The Hayes Theatre has quickly become a home to a host of cabaret shows, ranging from career retrospective to tribute to original narrative to bildungsroman and everything in between, and it’s that level of contrast that makes their programming so compelling. Lucy Maunder in Irving Berlin: Songs in the Key of Black has lived a life outside the Hayes, but it settles nicely into the intimate Potts Point space.
It’s a Prohibition-era sing-song, so lightly placed in the appropriate era that you barely notice it’s there, until Maunder reminds us that drinks cost ten cents and her teacups are full of gin. It’s a pleasant framework because it barely exists. The book, by Nicholas Christo, isn’t much of a book at all, and in that respect it has a little less heft than other cabarets in Sydney of late.

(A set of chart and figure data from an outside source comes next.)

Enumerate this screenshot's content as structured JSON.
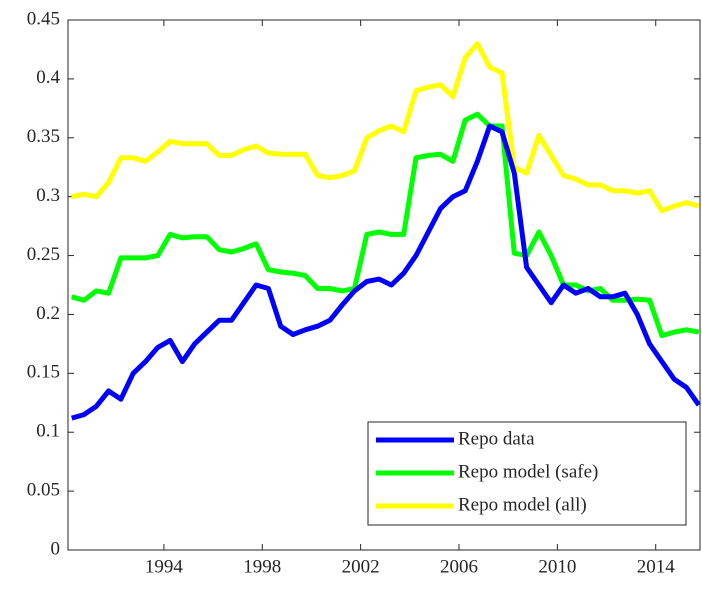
{
  "chart_data": {
    "type": "line",
    "x": [
      1990.25,
      1990.75,
      1991.25,
      1991.75,
      1992.25,
      1992.75,
      1993.25,
      1993.75,
      1994.25,
      1994.75,
      1995.25,
      1995.75,
      1996.25,
      1996.75,
      1997.25,
      1997.75,
      1998.25,
      1998.75,
      1999.25,
      1999.75,
      2000.25,
      2000.75,
      2001.25,
      2001.75,
      2002.25,
      2002.75,
      2003.25,
      2003.75,
      2004.25,
      2004.75,
      2005.25,
      2005.75,
      2006.25,
      2006.75,
      2007.25,
      2007.75,
      2008.25,
      2008.75,
      2009.25,
      2009.75,
      2010.25,
      2010.75,
      2011.25,
      2011.75,
      2012.25,
      2012.75,
      2013.25,
      2013.75,
      2014.25,
      2014.75,
      2015.25,
      2015.75
    ],
    "series": [
      {
        "name": "Repo data",
        "color": "#0000ff",
        "values": [
          0.112,
          0.115,
          0.122,
          0.135,
          0.128,
          0.15,
          0.16,
          0.172,
          0.178,
          0.16,
          0.175,
          0.185,
          0.195,
          0.195,
          0.21,
          0.225,
          0.222,
          0.19,
          0.183,
          0.187,
          0.19,
          0.195,
          0.208,
          0.22,
          0.228,
          0.23,
          0.225,
          0.235,
          0.25,
          0.27,
          0.29,
          0.3,
          0.305,
          0.33,
          0.36,
          0.355,
          0.32,
          0.24,
          0.225,
          0.21,
          0.225,
          0.218,
          0.222,
          0.215,
          0.215,
          0.218,
          0.2,
          0.175,
          0.16,
          0.145,
          0.138,
          0.123
        ]
      },
      {
        "name": "Repo model (safe)",
        "color": "#00ff00",
        "values": [
          0.215,
          0.212,
          0.22,
          0.218,
          0.248,
          0.248,
          0.248,
          0.25,
          0.268,
          0.265,
          0.266,
          0.266,
          0.255,
          0.253,
          0.256,
          0.26,
          0.238,
          0.236,
          0.235,
          0.233,
          0.222,
          0.222,
          0.22,
          0.222,
          0.268,
          0.27,
          0.268,
          0.268,
          0.333,
          0.335,
          0.336,
          0.33,
          0.365,
          0.37,
          0.36,
          0.36,
          0.252,
          0.25,
          0.27,
          0.25,
          0.225,
          0.225,
          0.22,
          0.222,
          0.212,
          0.212,
          0.213,
          0.212,
          0.182,
          0.185,
          0.187,
          0.185
        ]
      },
      {
        "name": "Repo model (all)",
        "color": "#ffff00",
        "values": [
          0.3,
          0.302,
          0.3,
          0.312,
          0.333,
          0.333,
          0.33,
          0.338,
          0.347,
          0.345,
          0.345,
          0.345,
          0.335,
          0.335,
          0.34,
          0.343,
          0.337,
          0.336,
          0.336,
          0.336,
          0.318,
          0.316,
          0.318,
          0.322,
          0.35,
          0.356,
          0.36,
          0.355,
          0.39,
          0.393,
          0.395,
          0.385,
          0.418,
          0.43,
          0.41,
          0.405,
          0.325,
          0.32,
          0.352,
          0.335,
          0.318,
          0.315,
          0.31,
          0.31,
          0.305,
          0.305,
          0.303,
          0.305,
          0.288,
          0.292,
          0.295,
          0.292
        ]
      }
    ],
    "xlim": [
      1990.1,
      2015.8
    ],
    "xticks": [
      1994,
      1998,
      2002,
      2006,
      2010,
      2014
    ],
    "ylim": [
      0,
      0.45
    ],
    "yticks": [
      0,
      0.05,
      0.1,
      0.15,
      0.2,
      0.25,
      0.3,
      0.35,
      0.4,
      0.45
    ],
    "legend": "lower-right"
  }
}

This can be forgiven to a point, because when you’re spending an hour or so with the songs of Irving Berlin, you start to feel ungrateful for complaining. Berlin, who wrote about 1,500 songs in his career, is one of the strongest influencers of modern pop music: his sentimentalities are direct and universally phrased, with that blend of broad, general notions dipped with authenticating specificities.
He wrote music that was simply and elegantly phrased, emotive, and just-so: perfect for lovers, really. If you don’t think you know his songs, you’re probably wrong: they’ve been sung by hundreds and hundreds of artists, and he’s all over Broadway and the Great American Songbook.
Maunder for the most part is a good interpreter for these songs that have become standards, seeped into the Western consciousness. She has a pleasing, supple tone that serves the songs well. She delves deeply into some songs, and less so into others. Her “Cheek to Cheek” is as spry as Astaire’s footwork in Top Hat and her “Puttin’ on the Ritz” is fun and accessible.
“What’ll I Do” feels a little overwrought, but the feeling behind “After You Get What You Want, You Don’t Want It” lands right where it should.
It’s slightly uneven, but again, it’s hard to mind; Maunder is a good personality and a sweet voice to spend a little time with.
The time passes by quickly, though it never feels breakneck fast (thanks to a good internal sense of the shape of the show, helmed by Neil Gooding), which is doubly impressive considering the songs within the show are quite short; it’s easy to give yourself over to the experience.
Maunder is accompanied by her Musical Director, Isaac Heyward, whose effortlessness with piano is never once downplayed or under-aprpeciated. He supports Maunder with a lovely generosity and liveliness that’s more than repaid in full when she faux-grudglingly awards him the spotlight in their take on “I Love a Piano,” easily the most alive and exciting part of the show.
It’s a little bit like a dream, this cabaret: you take your seat, let the music weave its magic around you, softly permeating the corners of your mind. And then you walk out of the theatre, blink against the sudden harshness of the light, the hardness of life, and move on. Maybe not changed, but with something settled inside, the thing that holds out for a little beauty. Maunder and her show give that gift to all who attend.